On demobilisation in 1948, he set out on a career in farming. He started as a pupil on a farm in Warwickshire for two years, but this was interrupted in 1950 when he was recalled as a Reservist at the outbreak of the Korean War.
Philip could have escaped further military service because he was due to go to the Royal Agricultural College, but instead sailed with the Regiment in 1950, serving with distinction as a troop leader in ‘A’ Squadron led by Pat de Clermont. He did not tolerate pomposity and was a merciless leg puller.
One vignette survives from Korea; on joining the Regiment at that time officers had to sign a blank cheque for their Mess bills in case they were killed in action. One morning Philip greeted troop leaders returning to ‘A’ Squadron’s leaguer after a noisy and obviously pretty violent night battle with: ‘Oh dear! We didn’t think we would ever see you again, so we put all our drinks on your bills last night before we put your cheques in.’

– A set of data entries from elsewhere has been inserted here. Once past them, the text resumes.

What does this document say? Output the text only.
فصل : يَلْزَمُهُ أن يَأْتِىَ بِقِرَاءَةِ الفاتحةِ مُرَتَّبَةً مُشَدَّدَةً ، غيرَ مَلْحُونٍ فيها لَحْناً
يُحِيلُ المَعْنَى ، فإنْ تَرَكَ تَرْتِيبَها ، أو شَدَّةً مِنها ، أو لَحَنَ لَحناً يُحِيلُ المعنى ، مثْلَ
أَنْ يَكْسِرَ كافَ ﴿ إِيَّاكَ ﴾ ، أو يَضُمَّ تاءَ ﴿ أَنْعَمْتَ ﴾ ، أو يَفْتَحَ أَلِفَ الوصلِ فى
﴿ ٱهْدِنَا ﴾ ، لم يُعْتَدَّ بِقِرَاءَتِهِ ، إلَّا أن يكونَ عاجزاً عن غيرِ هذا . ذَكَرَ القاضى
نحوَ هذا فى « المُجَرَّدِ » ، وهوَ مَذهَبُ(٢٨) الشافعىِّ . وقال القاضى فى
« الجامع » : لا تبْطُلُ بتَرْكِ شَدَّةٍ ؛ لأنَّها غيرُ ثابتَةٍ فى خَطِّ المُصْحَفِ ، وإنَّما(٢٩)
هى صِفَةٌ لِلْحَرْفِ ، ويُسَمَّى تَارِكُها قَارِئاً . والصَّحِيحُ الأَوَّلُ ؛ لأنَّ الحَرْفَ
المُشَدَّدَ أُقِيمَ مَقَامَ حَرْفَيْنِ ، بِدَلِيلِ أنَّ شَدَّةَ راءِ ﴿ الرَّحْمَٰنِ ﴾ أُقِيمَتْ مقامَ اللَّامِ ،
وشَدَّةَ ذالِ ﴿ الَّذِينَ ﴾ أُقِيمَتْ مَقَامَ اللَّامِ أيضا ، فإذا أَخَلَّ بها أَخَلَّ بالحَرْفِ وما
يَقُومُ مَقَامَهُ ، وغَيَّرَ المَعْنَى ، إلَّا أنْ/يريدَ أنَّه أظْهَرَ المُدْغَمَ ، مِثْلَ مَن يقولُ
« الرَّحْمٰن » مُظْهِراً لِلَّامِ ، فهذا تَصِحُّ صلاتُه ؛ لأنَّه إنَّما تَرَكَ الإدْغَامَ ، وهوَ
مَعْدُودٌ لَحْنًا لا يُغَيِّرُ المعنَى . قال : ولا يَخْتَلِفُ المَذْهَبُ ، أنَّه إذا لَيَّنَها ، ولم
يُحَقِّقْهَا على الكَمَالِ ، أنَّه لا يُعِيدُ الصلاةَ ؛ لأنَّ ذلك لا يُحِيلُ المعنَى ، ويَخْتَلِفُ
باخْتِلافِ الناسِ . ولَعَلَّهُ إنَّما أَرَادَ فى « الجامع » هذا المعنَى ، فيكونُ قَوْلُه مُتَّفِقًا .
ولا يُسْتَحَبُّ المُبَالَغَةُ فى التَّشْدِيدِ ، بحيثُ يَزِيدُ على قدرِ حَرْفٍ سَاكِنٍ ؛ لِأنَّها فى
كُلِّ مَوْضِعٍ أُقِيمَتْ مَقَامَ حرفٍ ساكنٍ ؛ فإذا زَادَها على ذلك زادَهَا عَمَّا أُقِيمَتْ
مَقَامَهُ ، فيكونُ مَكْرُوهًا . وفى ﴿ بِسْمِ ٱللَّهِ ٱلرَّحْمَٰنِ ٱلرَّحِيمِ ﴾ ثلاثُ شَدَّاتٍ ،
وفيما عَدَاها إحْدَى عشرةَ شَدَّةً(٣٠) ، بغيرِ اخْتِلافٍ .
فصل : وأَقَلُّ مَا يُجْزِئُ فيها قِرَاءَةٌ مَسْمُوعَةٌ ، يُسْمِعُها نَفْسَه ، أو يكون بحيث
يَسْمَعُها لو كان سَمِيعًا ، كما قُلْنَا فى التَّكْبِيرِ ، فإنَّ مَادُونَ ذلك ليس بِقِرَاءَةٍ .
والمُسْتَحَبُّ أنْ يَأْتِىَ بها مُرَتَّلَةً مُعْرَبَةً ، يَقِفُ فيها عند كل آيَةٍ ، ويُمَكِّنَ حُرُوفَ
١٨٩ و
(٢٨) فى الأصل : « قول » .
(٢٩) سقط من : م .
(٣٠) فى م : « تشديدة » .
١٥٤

After the Korean War, the officers who had been attached to the 8th Hussars started a dining club known as the Society for the Protection of Attached Officers. Being a cheerful and popular officer Philip was one of the honoured few 8th Hussars who were invited to become permanent members of the SPAO (although other 8th Hussars were invited to dine from time to time). He remained a member until he died.
After demobilisation in 1951, he studied at the Royal Agricultural College, Cirencester, where he met and later married Sarah, the sister of a brother officer – Simon Gilbey. They struggled with a hill farm in Derbyshire for five years and then moved to Gloucestershire, where they lived for the rest of his life.
Philip then embarked on a varied career in engineering, invention and boats. Among other things, Philip invented the machine that painted the bars on greenhouses, the Bagshawe hoist which could lift a recumbent cow, and the Bagshawe gimble for holding a gin and tonic steady on a sailing boat (sailing friends voted this to be one of the great boons to life afloat in the 20th century).
Later on, four boats that Philip and Sarah hired out on the Thames replaced the engineering businesses. He also ran a yacht-charter and sail-training business from Poole Harbour, and somehow found time for voluntary work with his Local Health Trust.
At the age of 47, Philip suffered a massive heart attack that put an end to lifting boats in and out of the water, so he changed direction yet again and started dealing in and restoring old motor bicycles and motorcars.
Sadly, however, the last years of his life were plagued by severe illness that restricted his engineering to the manufacture of small-scale mechanical models.
He died in June 2005 after a long illness.